Pasal Kelima: Mahakarya yang Absurd – Lampu Pocong
Di antara semua karyanya, ada satu yang paling memilukan hati rakyat: proyek lampu pocong. Bukan kiasan, bukan pula metafora, melainkan lampu jalan yang bentuknya benar-benar menyerupai pocong! Sebanyak seribu tujuh ratus unit dengan nilai dua puluh lima koma tujuh miliar rupiah.
Seperti nasib kebanyakan janji para pejabat, banyak lampu yang mati sebelum waktunya. Lampunya tak menyala, namun anggarannya menyala-nyala bagai api neraka. DPRD mengutuk, warga mengelus dada, bahkan hantu pun ikut bingung melihat kelakuan manusia yang lebih menyeramkan dari mereka.
Pasal Keenam: Proyek-Proyek Lainnya yang Bermasalah
Topan juga terlibat dalam proyek kabel tanam dan drainase perkotaan—proyek-proyek yang dalam rapat disebut “infrastruktur penopang masa depan”, namun dalam kenyataan lebih pantas disebut “lubang masa depan”. Tak jelas kemajuannya, tak jelas manfaatnya, yang jelas uang negara terus mengalir ke kantong-kantong tertentu.
Pasal Ketujuh: Akhir yang Menyedihkan
Kini semua gelar, jabatan, dan koneksi hanya tinggal deretan nama di berkas perkara pengadilan. Yang dahulu dielu-elukan karena kariernya yang melesat cepat, kini dicaci karena kerakusannya yang lebih cepat lagi.

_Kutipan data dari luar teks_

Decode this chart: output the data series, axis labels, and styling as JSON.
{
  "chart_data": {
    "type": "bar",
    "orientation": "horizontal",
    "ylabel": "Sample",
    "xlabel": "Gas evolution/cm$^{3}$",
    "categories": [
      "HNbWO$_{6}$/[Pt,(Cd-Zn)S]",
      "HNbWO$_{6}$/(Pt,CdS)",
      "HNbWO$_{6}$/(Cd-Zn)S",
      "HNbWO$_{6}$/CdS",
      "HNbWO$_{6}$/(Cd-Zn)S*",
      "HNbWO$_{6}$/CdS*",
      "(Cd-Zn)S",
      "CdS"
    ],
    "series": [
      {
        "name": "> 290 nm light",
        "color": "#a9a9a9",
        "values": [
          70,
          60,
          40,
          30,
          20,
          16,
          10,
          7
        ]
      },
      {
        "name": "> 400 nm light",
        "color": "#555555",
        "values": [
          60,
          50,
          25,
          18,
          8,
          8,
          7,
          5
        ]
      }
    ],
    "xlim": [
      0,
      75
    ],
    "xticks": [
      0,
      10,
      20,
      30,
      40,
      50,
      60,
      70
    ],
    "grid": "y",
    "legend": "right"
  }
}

Ia adalah lambang ASN superkilat yang bukan hanya pintar meniti karier, tetapi juga mahir mencari celah dalam setiap proyek. Ia bukan sekadar koruptor biasa—ia adalah seniman anggaran, tukang poles laporan, aktor utama dalam sandiwara “Jalan-Jalan ke Penjara”.
Epilog: Pesan Moral bagi Anak Cucu
Wahai anak cucu yang akan datang, ingatlah kisah Topan Obaja Putra Ginting ini sebagai peringatan. Betapa foto bersama presiden dapat dijadikan tameng moral palsu, betapa proyek bernilai miliaran dapat menjadi bancakan rakus, dan betapa pejabat yang mengaku membangun negeri justru menghancurkannya dari dalam, sambil tersenyum manis dan sesekali memperbarui cerita di media sosial.
Topan, namamu akan dikenang sepanjang masa. Bukan sebagai pembaharu Sumatera Utara yang mulia, melainkan sebagai badai kecil yang menyapu bersih harapan rakyat di jalan-jalan yang bahkan belum selesai diaspal.
Demikianlah Hikayat Topan Obaja Putra Ginting, semoga menjadi pelajaran bagi siapa saja yang membacanya, agar jangan sampai terjerumus ke dalam lembah keserakahan seperti tokoh dalam kisah ini.